Spurs 39% wages to turnover. How does he get away with it:levywhoa:
Misleading tbf. For the last couple of years we’ve been around 50-55% and in the same ball park as our rivals. Those that are 70, 80% have an unhealthy reliance on TV money to survive.

39% merely reflects a massive spike in revenue due to our CL run, which won’t be replicated. So it is an outlier
 
Apologies if it's already been covered- I haven't read all the thread- but when does anyone think we will actually be able to go to matches again? My feeling is August 2021 at the earliest but I'm praying that I'm wrong, and I may be being purposefully negative so I don't get disappointed.

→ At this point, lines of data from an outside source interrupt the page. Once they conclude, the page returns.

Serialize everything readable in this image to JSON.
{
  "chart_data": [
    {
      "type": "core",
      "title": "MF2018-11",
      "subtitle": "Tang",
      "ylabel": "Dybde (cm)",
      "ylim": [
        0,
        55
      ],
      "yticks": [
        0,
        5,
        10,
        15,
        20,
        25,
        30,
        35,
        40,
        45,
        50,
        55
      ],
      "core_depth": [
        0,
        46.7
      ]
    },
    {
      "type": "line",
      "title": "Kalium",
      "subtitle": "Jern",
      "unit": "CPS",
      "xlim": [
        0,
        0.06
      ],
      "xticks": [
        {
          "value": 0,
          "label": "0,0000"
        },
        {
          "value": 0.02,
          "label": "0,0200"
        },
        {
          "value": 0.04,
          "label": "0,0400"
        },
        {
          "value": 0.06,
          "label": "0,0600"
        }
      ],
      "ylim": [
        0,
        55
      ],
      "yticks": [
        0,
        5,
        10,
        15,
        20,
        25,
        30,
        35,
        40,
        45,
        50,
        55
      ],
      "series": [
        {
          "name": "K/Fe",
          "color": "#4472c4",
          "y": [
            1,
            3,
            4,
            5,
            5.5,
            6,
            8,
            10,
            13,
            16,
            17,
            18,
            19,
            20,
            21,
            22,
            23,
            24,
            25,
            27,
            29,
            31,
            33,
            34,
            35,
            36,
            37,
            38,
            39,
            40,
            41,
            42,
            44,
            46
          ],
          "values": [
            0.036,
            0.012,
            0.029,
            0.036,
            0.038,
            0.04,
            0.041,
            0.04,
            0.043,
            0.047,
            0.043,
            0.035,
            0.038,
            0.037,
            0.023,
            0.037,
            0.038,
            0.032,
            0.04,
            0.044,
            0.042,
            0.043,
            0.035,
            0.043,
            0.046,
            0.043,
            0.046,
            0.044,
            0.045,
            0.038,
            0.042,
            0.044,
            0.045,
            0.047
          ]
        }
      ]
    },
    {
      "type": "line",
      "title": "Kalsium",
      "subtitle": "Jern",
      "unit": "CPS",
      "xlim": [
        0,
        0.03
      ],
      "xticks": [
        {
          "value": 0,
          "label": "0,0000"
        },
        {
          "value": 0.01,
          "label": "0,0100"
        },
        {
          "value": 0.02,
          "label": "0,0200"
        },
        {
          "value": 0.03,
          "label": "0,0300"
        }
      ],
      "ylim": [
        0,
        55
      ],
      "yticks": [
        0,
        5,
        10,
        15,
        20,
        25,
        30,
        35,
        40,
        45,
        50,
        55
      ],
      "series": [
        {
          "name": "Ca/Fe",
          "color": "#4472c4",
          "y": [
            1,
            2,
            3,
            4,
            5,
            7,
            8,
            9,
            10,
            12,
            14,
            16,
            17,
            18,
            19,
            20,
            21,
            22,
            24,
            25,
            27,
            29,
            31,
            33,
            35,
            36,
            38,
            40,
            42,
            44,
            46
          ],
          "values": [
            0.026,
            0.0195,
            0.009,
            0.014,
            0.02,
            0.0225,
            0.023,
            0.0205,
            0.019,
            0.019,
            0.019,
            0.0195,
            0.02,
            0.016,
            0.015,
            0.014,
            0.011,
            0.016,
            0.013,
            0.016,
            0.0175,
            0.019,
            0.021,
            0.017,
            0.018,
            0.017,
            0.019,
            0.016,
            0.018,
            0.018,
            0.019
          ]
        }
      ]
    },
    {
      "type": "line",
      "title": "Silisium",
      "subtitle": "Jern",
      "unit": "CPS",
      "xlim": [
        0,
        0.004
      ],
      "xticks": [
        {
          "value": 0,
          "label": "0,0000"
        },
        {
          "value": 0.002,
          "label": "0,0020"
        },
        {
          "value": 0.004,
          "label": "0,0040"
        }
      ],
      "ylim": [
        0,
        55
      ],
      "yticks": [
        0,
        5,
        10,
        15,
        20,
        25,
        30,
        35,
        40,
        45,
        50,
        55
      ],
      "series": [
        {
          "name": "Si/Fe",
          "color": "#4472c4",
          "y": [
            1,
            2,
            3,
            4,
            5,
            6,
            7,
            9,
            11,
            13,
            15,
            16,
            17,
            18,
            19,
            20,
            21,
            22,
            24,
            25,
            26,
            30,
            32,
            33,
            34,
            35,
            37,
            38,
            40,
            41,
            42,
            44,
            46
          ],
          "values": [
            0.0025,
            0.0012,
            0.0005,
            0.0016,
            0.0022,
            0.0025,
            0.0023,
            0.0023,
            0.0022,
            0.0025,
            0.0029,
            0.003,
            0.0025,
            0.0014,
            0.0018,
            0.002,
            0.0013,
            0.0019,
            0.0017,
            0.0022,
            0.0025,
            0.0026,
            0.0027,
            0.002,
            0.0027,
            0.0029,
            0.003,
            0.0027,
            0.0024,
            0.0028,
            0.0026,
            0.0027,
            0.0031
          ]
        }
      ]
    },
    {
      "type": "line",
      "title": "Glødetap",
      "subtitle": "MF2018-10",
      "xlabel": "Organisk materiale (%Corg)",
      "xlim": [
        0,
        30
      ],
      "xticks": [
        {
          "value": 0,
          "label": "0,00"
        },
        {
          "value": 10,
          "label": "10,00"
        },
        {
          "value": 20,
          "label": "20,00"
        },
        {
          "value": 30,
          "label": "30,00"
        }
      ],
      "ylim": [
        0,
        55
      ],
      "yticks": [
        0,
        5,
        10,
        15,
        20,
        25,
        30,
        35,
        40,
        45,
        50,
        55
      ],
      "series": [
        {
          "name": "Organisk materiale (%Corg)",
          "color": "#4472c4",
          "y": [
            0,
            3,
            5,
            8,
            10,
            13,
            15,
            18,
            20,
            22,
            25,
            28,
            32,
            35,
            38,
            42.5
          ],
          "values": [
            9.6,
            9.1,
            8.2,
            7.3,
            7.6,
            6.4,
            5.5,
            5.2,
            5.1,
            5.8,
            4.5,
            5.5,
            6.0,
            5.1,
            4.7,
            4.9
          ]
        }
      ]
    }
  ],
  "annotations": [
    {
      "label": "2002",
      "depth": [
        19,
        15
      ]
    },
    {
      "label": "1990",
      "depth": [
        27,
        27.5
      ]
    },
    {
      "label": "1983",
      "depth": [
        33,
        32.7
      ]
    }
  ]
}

The vaccine could apparently take years. It will take a long time before any kind of 'herd immunity' is built up. The lockdown will end but there will be a second wave; I think restrictions will go back and forth but attending matches will be one of the last things to be lifted seeing as it appears to be a real breeding ground for the virus to be spread. Unless they are very quick in making and distributing a successful vaccine, I think the best option is intensive testing and monitoring, and if we manage to sort this out, maybe my prediction will prove wrong.




I'm not sure football could survive as a spectacle worth watching for that length of time with no spectators.

Croatia v England in 2018 was played behind closed doors and it was awful, I gave up midway through the first half.

I'm sure some diehards will watch on TV but I bet a huge number won't be bothered after a little while so subscriptions will nosedive.